On Friday, after liberal bloggers at Daily Kos and TPMMuckraker raised questions about the account, Jindal communications director told Politico's Ben Smith that the encounter didn't happen at the actual time of the rescue effort, but "days later."
"Sheriff Lee was on the phone and the governor came down to visit him. It wasn't that they were standing right down there with the boats," Sellers said. The governor's chief of staff, Timmy Teepell, gave a similar account, saying, "Bobby and I walked into Harry Lee’s office -- he’s yelling on the phone about a decision he’s already made. He’s saying, 'This is a decision I made, and if you don’t like it you can come and arrest me.'"
In its own investigation of the story, Salon has found that, while it is true bureaucrats were delaying the rescue effort, the explanation Jindal gave -- that they wanted to see proof of insurance and registration -- might not be true.
Lee hinted as much in a September 2005 interview with CNN's Larry King. "Those boats where not allowed to get into the water when they were needed," Lee said, "and I just found out about seven days later one of the reason boats couldn't get in was they didn't have enough life preservers and some of them didn't have proof of insurance." Lee himself died in 2007, and his widow could not be reached for comment.

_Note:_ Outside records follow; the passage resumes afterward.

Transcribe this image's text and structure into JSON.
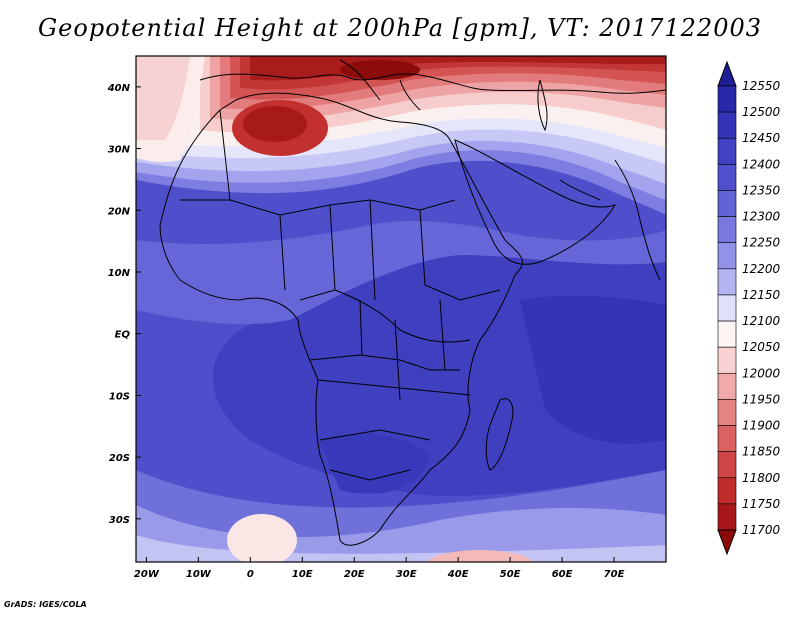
{
  "title": "Geopotential Height at 200hPa [gpm], VT: 2017122003",
  "footer": "GrADS: IGES/COLA",
  "map": {
    "lon_range": [
      -22,
      80
    ],
    "lat_range": [
      -37,
      45
    ],
    "lon_ticks": [
      {
        "v": -20,
        "label": "20W"
      },
      {
        "v": -10,
        "label": "10W"
      },
      {
        "v": 0,
        "label": "0"
      },
      {
        "v": 10,
        "label": "10E"
      },
      {
        "v": 20,
        "label": "20E"
      },
      {
        "v": 30,
        "label": "30E"
      },
      {
        "v": 40,
        "label": "40E"
      },
      {
        "v": 50,
        "label": "50E"
      },
      {
        "v": 60,
        "label": "60E"
      },
      {
        "v": 70,
        "label": "70E"
      }
    ],
    "lat_ticks": [
      {
        "v": 40,
        "label": "40N"
      },
      {
        "v": 30,
        "label": "30N"
      },
      {
        "v": 20,
        "label": "20N"
      },
      {
        "v": 10,
        "label": "10N"
      },
      {
        "v": 0,
        "label": "EQ"
      },
      {
        "v": -10,
        "label": "10S"
      },
      {
        "v": -20,
        "label": "20S"
      },
      {
        "v": -30,
        "label": "30S"
      }
    ]
  },
  "colorbar": {
    "levels": [
      12550,
      12500,
      12450,
      12400,
      12350,
      12300,
      12250,
      12200,
      12150,
      12100,
      12050,
      12000,
      11950,
      11900,
      11850,
      11800,
      11750,
      11700
    ],
    "labels": [
      "12550",
      "12500",
      "12450",
      "12400",
      "12350",
      "12300",
      "12250",
      "12200",
      "12150",
      "12100",
      "12050",
      "12000",
      "11950",
      "11900",
      "11850",
      "11800",
      "11750",
      "11700"
    ],
    "colors": [
      "#1e1e96",
      "#2828aa",
      "#3434b9",
      "#4141c3",
      "#5050cd",
      "#6363d6",
      "#7878df",
      "#9292e8",
      "#b4b4f2",
      "#e0e0fa",
      "#fdf4f4",
      "#f8d2d2",
      "#f0aaaa",
      "#e68484",
      "#dc6262",
      "#d04646",
      "#c02c2c",
      "#a81818",
      "#8c0c0c"
    ]
  }
}
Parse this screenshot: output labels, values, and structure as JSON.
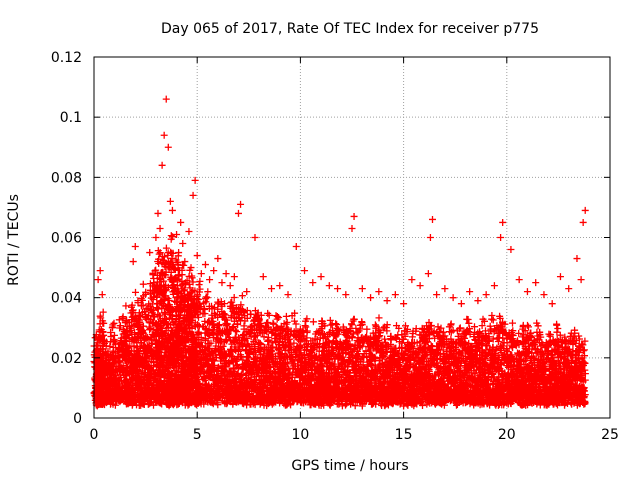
{
  "chart_data": {
    "type": "scatter",
    "title": "Day 065 of 2017, Rate Of TEC Index for receiver p775",
    "xlabel": "GPS time / hours",
    "ylabel": "ROTI / TECUs",
    "xlim": [
      0,
      25
    ],
    "ylim": [
      0,
      0.12
    ],
    "x_ticks": [
      0,
      5,
      10,
      15,
      20,
      25
    ],
    "x_tick_labels": [
      "0",
      "5",
      "10",
      "15",
      "20",
      "25"
    ],
    "y_ticks": [
      0,
      0.02,
      0.04,
      0.06,
      0.08,
      0.1,
      0.12
    ],
    "y_tick_labels": [
      "0",
      "0.02",
      "0.04",
      "0.06",
      "0.08",
      "0.1",
      "0.12"
    ],
    "grid": true,
    "marker": "+",
    "color": "#ff0000",
    "series": [
      {
        "name": "ROTI",
        "x": [
          0.1,
          0.2,
          0.3,
          0.4,
          0.5,
          0.7,
          0.9,
          1.1,
          1.3,
          1.5,
          1.6,
          1.8,
          1.9,
          2.1,
          2.2,
          2.4,
          2.5,
          2.7,
          2.8,
          3.0,
          3.1,
          3.2,
          3.3,
          3.4,
          3.5,
          3.6,
          3.7,
          3.8,
          3.9,
          4.0,
          4.1,
          4.2,
          4.3,
          4.4,
          4.5,
          4.6,
          4.7,
          4.8,
          4.9,
          5.0,
          5.1,
          5.3,
          5.5,
          5.7,
          5.9,
          6.1,
          6.3,
          6.5,
          6.7,
          6.9,
          7.1,
          7.3,
          7.5,
          7.7,
          7.9,
          8.1,
          8.3,
          8.5,
          8.7,
          8.9,
          9.1,
          9.3,
          9.5,
          9.7,
          9.9,
          10.1,
          10.3,
          10.5,
          10.7,
          10.9,
          11.1,
          11.3,
          11.5,
          11.7,
          11.9,
          12.1,
          12.3,
          12.5,
          12.7,
          12.9,
          13.1,
          13.3,
          13.5,
          13.7,
          13.9,
          14.1,
          14.3,
          14.5,
          14.7,
          14.9,
          15.1,
          15.3,
          15.5,
          15.7,
          15.9,
          16.1,
          16.3,
          16.5,
          16.7,
          16.9,
          17.1,
          17.3,
          17.5,
          17.7,
          17.9,
          18.1,
          18.3,
          18.5,
          18.7,
          18.9,
          19.1,
          19.3,
          19.5,
          19.7,
          19.9,
          20.1,
          20.3,
          20.5,
          20.7,
          20.9,
          21.1,
          21.3,
          21.5,
          21.7,
          21.9,
          22.1,
          22.3,
          22.5,
          22.7,
          22.9,
          23.1,
          23.3,
          23.5,
          23.7,
          3.5,
          3.4,
          3.3,
          3.6,
          4.9,
          4.8,
          7.1,
          7.0,
          12.6,
          12.5,
          16.4,
          16.3,
          19.8,
          19.7,
          23.8,
          23.7,
          0.3,
          0.2,
          0.4,
          2.0,
          1.9,
          2.7,
          3.0,
          3.1,
          3.2,
          3.7,
          3.8,
          4.0,
          4.1,
          4.2,
          4.3,
          4.4,
          4.6,
          4.7,
          5.0,
          5.2,
          5.4,
          5.6,
          5.8,
          6.0,
          6.2,
          6.4,
          6.6,
          6.8,
          7.4,
          7.8,
          8.2,
          8.6,
          9.0,
          9.4,
          9.8,
          10.2,
          10.6,
          11.0,
          11.4,
          11.8,
          12.2,
          13.0,
          13.4,
          13.8,
          14.2,
          14.6,
          15.0,
          15.4,
          15.8,
          16.2,
          16.6,
          17.0,
          17.4,
          17.8,
          18.2,
          18.6,
          19.0,
          19.4,
          20.2,
          20.6,
          21.0,
          21.4,
          21.8,
          22.2,
          22.6,
          23.0,
          23.4,
          23.6,
          0.5,
          1.0,
          1.5,
          2.0,
          2.5,
          3.0,
          3.5,
          4.0,
          4.5,
          5.0,
          5.5,
          6.0,
          6.5,
          7.0,
          7.5,
          8.0,
          8.5,
          9.0,
          9.5,
          10.0,
          10.5,
          11.0,
          11.5,
          12.0,
          12.5,
          13.0,
          13.5,
          14.0,
          14.5,
          15.0,
          15.5,
          16.0,
          16.5,
          17.0,
          17.5,
          18.0,
          18.5,
          19.0,
          19.5,
          20.0,
          20.5,
          21.0,
          21.5,
          22.0,
          22.5,
          23.0,
          23.5
        ],
        "y": [
          0.012,
          0.015,
          0.01,
          0.018,
          0.014,
          0.011,
          0.016,
          0.013,
          0.017,
          0.019,
          0.015,
          0.021,
          0.018,
          0.022,
          0.02,
          0.024,
          0.019,
          0.023,
          0.026,
          0.028,
          0.025,
          0.03,
          0.027,
          0.032,
          0.029,
          0.031,
          0.026,
          0.034,
          0.028,
          0.03,
          0.027,
          0.025,
          0.029,
          0.024,
          0.026,
          0.023,
          0.027,
          0.022,
          0.025,
          0.021,
          0.024,
          0.02,
          0.023,
          0.019,
          0.022,
          0.021,
          0.02,
          0.018,
          0.022,
          0.019,
          0.021,
          0.018,
          0.02,
          0.017,
          0.019,
          0.018,
          0.016,
          0.019,
          0.017,
          0.018,
          0.016,
          0.017,
          0.015,
          0.018,
          0.016,
          0.015,
          0.017,
          0.014,
          0.016,
          0.015,
          0.017,
          0.014,
          0.016,
          0.015,
          0.014,
          0.016,
          0.015,
          0.017,
          0.014,
          0.016,
          0.013,
          0.015,
          0.014,
          0.016,
          0.013,
          0.015,
          0.014,
          0.013,
          0.015,
          0.014,
          0.016,
          0.013,
          0.015,
          0.014,
          0.016,
          0.015,
          0.017,
          0.014,
          0.016,
          0.015,
          0.014,
          0.016,
          0.013,
          0.015,
          0.014,
          0.016,
          0.013,
          0.015,
          0.014,
          0.016,
          0.015,
          0.017,
          0.016,
          0.018,
          0.015,
          0.014,
          0.016,
          0.013,
          0.015,
          0.014,
          0.016,
          0.013,
          0.015,
          0.014,
          0.012,
          0.014,
          0.013,
          0.015,
          0.012,
          0.014,
          0.013,
          0.015,
          0.014,
          0.012,
          0.106,
          0.094,
          0.084,
          0.09,
          0.079,
          0.074,
          0.071,
          0.068,
          0.067,
          0.063,
          0.066,
          0.06,
          0.065,
          0.06,
          0.069,
          0.065,
          0.049,
          0.046,
          0.041,
          0.057,
          0.052,
          0.055,
          0.06,
          0.068,
          0.063,
          0.072,
          0.069,
          0.061,
          0.055,
          0.065,
          0.058,
          0.052,
          0.062,
          0.05,
          0.054,
          0.048,
          0.051,
          0.046,
          0.049,
          0.053,
          0.045,
          0.048,
          0.044,
          0.047,
          0.042,
          0.06,
          0.047,
          0.043,
          0.044,
          0.041,
          0.057,
          0.049,
          0.045,
          0.047,
          0.044,
          0.043,
          0.041,
          0.043,
          0.04,
          0.042,
          0.039,
          0.041,
          0.038,
          0.046,
          0.044,
          0.048,
          0.041,
          0.043,
          0.04,
          0.038,
          0.042,
          0.039,
          0.041,
          0.044,
          0.056,
          0.046,
          0.042,
          0.045,
          0.041,
          0.038,
          0.047,
          0.043,
          0.053,
          0.046,
          0.008,
          0.007,
          0.009,
          0.008,
          0.01,
          0.009,
          0.011,
          0.008,
          0.01,
          0.009,
          0.008,
          0.01,
          0.007,
          0.009,
          0.008,
          0.006,
          0.007,
          0.008,
          0.006,
          0.007,
          0.008,
          0.006,
          0.005,
          0.007,
          0.006,
          0.004,
          0.005,
          0.006,
          0.005,
          0.004,
          0.006,
          0.007,
          0.005,
          0.006,
          0.007,
          0.006,
          0.005,
          0.007,
          0.006,
          0.005,
          0.006,
          0.007,
          0.006,
          0.005,
          0.007,
          0.006,
          0.005
        ]
      }
    ]
  }
}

But Salon did speak with one man who was part of that rescue effort, Jerry Riggs. Riggs says that, having lived through the frustration of being held up for two and a half hours before he could go save people trapped by the storm, he agrees with the gist of Jindal's story, that the government caused a delay, to the great frustration of the people involved. "You have to understand the situation -- we were all really anxious to get out there and start saving lives," Riggs says. His account of the reason for the delay differs from Jindal's in one crucial way, however. Riggs says the authorities weren't asking about red tape things like insurance or boat registrations. They were checking identification -- possibly, he thinks, in case some of the rescuers never made it back alive.
On the day of the incident, Riggs heard Lee's call for volunteers go out over local radio at about 11:00 a.m. By 1:00 pm, he had joined a fleet of boat owners that had gathered at a local grocery store. Escorted, initially, by Jefferson Parish police, and later by officers from Orleans Parish police department, they made their way slowly to Harrah's Casino, where a gas truck filled up the boats' tanks for free and their owners were given stocks of ice and fresh water.
But it was there, on the dry ground by Harrah's, that the would-be rescuers were held-up by government officials.
"I was in a long line of people," Riggs recalls. "We waited for about two and half hours. People had gotten out of their cars and were talking. Every once and a while someone would walk up to the front of the line and come back and say, 'These idiots are just trying to gather information.'"
Upon finally arriving at the front of the line, Riggs -- like others who'd preceded him -- wasn't turned away. "When I got there they wanted my driver's license," he says. "I was a little bit put off. I told them I just survived a hurricane, and jumped in my boat, and I certainly don't have my wallet. Let me see your identification."
Despite having asked for his driver's license and social security number, when Riggs only provided his name, the officials let him through anyway. He told Salon that he was under the distinct impression they were collecting names in case any of the rescuers met some sort of misfortune and didn't come back.
Salon has asked for further comment and clarification from Jindal's office; if and when we hear anything, we'll update this post.